Egypt President Abdel Fattah Al-Sisi has waded into the debate over the publication of cartoons of the Prophet Muhammad, saying that freedom of speech "stops" when Muslims are offended.

The comments come after Al-Azhar University - one of preeminent places of learning for Sunni scholars - called on the international community to criminalse "anti-Muslim" sentiments.

President Emmanuel Macron has defended the publication of the cartoons by satirical French magazine Charlie Hebdo and promotion of them by activists, after the murder of a schoolteacher who had shown students the offending images.

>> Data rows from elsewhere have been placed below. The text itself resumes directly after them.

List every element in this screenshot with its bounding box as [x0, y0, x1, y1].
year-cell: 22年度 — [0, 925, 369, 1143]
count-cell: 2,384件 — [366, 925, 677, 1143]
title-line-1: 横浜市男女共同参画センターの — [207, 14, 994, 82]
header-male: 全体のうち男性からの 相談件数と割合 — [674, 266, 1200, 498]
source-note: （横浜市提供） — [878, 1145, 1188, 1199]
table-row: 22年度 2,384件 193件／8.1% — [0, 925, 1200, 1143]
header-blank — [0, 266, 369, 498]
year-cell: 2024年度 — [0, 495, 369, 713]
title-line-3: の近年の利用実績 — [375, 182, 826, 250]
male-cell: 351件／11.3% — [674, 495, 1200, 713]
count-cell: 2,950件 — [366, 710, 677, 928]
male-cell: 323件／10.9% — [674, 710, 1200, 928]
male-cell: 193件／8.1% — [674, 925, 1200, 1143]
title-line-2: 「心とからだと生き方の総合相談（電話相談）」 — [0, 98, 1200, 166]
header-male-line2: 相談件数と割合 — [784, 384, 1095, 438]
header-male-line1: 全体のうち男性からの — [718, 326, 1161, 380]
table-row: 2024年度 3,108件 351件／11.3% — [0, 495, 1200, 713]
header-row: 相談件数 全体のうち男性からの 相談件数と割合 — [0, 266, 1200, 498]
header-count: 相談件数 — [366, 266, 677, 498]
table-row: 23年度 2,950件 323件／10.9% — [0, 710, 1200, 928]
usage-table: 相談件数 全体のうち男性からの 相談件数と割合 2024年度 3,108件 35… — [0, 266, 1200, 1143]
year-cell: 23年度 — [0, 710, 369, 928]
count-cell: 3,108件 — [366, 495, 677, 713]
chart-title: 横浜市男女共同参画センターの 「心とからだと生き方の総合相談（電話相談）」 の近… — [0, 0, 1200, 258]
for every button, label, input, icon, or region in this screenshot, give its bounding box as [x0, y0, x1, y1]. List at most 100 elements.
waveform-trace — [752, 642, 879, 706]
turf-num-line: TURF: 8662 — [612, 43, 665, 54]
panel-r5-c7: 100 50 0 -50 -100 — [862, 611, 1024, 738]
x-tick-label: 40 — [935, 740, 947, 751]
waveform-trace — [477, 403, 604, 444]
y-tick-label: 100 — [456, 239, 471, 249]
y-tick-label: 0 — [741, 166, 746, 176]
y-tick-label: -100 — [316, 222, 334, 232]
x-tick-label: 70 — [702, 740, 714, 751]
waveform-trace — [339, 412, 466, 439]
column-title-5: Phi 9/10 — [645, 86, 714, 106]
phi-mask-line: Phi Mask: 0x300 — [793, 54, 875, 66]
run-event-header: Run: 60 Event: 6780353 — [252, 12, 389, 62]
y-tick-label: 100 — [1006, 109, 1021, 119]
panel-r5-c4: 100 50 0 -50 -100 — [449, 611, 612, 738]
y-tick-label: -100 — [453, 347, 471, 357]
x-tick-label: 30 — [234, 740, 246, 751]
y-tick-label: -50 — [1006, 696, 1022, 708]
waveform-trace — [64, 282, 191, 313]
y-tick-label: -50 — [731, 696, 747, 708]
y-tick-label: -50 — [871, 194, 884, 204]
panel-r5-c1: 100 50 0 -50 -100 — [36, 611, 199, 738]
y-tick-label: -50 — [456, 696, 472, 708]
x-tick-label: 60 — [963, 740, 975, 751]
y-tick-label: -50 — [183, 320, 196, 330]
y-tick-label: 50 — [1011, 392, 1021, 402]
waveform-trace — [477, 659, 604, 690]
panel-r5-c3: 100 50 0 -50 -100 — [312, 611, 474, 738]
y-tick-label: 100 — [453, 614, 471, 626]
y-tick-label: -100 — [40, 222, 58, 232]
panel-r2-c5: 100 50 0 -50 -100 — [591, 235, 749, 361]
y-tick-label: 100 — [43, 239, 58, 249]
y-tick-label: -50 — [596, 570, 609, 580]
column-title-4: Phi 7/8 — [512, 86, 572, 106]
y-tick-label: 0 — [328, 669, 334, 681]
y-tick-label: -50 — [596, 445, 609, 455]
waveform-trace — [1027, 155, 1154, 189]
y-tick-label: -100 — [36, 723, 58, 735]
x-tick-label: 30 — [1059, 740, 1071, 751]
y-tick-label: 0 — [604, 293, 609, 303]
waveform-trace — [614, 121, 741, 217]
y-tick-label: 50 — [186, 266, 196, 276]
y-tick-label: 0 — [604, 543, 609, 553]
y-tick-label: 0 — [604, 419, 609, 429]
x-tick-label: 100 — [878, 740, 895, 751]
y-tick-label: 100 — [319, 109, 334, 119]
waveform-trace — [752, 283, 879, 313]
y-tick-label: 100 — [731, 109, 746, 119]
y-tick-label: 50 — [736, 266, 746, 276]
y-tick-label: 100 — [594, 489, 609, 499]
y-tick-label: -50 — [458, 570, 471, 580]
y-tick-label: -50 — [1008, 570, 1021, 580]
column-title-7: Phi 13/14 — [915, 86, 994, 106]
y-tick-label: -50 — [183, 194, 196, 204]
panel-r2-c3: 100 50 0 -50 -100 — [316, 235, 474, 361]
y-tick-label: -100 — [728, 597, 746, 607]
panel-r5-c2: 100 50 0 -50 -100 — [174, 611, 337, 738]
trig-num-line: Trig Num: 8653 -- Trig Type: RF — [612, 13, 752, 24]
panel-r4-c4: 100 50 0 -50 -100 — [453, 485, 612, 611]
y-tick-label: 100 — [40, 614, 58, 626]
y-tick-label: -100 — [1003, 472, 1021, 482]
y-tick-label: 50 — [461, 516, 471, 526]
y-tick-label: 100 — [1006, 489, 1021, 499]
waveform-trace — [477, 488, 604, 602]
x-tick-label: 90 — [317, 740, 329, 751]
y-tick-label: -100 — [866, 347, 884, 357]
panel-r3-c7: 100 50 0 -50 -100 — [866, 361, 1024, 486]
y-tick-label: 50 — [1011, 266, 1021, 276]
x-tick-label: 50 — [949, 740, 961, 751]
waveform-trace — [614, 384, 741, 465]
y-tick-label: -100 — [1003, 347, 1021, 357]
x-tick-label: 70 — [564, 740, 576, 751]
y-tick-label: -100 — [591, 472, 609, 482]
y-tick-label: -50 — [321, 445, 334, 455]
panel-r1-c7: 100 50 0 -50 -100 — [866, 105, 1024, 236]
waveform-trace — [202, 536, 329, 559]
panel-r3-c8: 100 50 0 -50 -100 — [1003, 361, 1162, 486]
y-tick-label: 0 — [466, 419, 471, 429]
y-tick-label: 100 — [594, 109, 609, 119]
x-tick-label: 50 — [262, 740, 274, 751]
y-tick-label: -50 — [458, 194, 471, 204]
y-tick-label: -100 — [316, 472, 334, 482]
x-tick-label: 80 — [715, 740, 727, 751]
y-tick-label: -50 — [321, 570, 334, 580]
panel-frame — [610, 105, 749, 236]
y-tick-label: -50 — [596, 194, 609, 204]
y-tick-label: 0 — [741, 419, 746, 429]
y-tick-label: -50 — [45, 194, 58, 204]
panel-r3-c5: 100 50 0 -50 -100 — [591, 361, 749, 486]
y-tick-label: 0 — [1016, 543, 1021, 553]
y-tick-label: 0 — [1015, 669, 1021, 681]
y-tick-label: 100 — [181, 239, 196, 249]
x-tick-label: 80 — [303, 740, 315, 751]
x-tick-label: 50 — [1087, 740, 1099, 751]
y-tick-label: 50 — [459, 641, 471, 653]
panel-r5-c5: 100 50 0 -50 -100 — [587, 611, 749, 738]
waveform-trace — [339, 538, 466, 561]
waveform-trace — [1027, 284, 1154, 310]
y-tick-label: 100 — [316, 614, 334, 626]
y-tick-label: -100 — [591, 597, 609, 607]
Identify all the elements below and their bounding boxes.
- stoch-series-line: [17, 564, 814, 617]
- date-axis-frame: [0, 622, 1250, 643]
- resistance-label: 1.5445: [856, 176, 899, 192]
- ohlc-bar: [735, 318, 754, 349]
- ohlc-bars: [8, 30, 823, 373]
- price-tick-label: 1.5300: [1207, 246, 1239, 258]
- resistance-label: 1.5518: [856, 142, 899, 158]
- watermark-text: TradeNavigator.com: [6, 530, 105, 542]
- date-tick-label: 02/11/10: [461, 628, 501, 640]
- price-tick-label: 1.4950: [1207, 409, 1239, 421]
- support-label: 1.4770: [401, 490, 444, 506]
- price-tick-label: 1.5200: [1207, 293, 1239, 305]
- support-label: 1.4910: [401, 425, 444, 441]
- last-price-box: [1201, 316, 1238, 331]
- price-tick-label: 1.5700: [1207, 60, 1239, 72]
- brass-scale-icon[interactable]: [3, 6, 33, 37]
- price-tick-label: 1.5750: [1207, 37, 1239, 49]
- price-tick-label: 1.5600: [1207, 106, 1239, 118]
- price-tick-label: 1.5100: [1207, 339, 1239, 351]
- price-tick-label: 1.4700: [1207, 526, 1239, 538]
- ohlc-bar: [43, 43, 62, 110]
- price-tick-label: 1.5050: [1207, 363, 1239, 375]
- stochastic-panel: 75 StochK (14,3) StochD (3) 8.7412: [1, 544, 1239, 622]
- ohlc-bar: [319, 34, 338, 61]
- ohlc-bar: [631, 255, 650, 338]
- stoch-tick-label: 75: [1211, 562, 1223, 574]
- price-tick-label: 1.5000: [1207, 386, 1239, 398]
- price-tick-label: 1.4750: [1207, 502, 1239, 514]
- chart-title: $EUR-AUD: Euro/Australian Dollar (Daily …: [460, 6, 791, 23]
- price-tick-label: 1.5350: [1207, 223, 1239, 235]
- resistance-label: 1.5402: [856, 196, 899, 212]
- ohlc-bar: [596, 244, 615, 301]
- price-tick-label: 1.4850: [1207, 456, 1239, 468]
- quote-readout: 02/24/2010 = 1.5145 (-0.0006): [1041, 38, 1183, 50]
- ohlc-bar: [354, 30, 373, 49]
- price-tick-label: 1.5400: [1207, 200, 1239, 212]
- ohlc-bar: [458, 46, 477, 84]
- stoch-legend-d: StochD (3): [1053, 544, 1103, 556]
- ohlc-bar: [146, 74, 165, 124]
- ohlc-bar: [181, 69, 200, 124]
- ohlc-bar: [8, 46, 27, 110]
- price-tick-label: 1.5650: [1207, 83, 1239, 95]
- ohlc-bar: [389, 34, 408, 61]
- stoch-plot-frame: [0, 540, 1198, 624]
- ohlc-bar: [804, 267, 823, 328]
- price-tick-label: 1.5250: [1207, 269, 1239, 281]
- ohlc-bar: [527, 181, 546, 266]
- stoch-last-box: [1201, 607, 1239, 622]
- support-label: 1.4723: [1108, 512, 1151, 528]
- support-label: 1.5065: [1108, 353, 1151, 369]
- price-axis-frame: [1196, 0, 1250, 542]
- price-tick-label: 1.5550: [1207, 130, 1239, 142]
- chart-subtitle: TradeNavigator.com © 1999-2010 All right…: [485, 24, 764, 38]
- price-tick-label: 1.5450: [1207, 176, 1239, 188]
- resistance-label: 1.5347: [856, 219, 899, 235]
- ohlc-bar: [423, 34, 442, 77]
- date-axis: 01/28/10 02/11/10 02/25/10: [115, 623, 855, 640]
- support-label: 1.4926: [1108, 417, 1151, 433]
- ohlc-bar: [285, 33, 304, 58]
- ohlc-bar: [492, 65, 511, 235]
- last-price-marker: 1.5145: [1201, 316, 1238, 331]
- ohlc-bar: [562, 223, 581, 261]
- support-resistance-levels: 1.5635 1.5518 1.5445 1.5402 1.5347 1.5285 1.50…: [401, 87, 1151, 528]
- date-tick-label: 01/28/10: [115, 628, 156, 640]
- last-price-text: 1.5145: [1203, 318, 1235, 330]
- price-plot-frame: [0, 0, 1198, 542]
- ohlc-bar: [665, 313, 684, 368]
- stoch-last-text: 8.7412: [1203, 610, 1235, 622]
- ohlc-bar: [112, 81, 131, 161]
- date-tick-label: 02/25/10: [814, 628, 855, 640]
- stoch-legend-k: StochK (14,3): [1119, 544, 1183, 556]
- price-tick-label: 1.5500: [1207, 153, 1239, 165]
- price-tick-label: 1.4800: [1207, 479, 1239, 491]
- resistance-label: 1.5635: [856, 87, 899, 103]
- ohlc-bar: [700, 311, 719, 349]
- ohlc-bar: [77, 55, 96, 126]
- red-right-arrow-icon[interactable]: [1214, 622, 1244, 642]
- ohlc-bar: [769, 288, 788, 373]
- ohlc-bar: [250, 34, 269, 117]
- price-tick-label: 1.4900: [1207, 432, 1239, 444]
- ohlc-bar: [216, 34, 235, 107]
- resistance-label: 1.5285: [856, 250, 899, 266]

For many in France the publication has become a free speech issue, but Sisi said that such actions should stop if they hurt Muslims.

"We also have rights. We have the right for our feelings not to be hurt and for our values not to be hurt," Sisi said during a speech to commemorate the Prophet Muhammad's birthday.

"Please, stop hurting us," Sisi said. "To insult the prophets amounts to underestimating the religious beliefs of many people."

He then went on to criticise France's claims that the illustrations of the Prophet Muhammad is a fundamental aspect of free speech.

"And if some have the freedom to express what is in their thoughts I imagine that this stops when it comes to offending the feelings of more than 1.5 billion people," he added

Macron insists the government is only against "Islamism" and extremism and not Islam, but the debate has seen him engaged in a diplomatic dispute with Turkey's Recep Tayyip Erdogan.

Read also: French government shuts down major Muslim charity as 'Islamophobic' anti-extremism campaign continues

Sisi has engaged in his own crackdown on Islamists and free-speech advocates.

Since the military overthrew Egypt’s first democratically-elected government in 2013, Sisi has banned the Muslim Brotherhood and thrown thousands of its supporters in jail.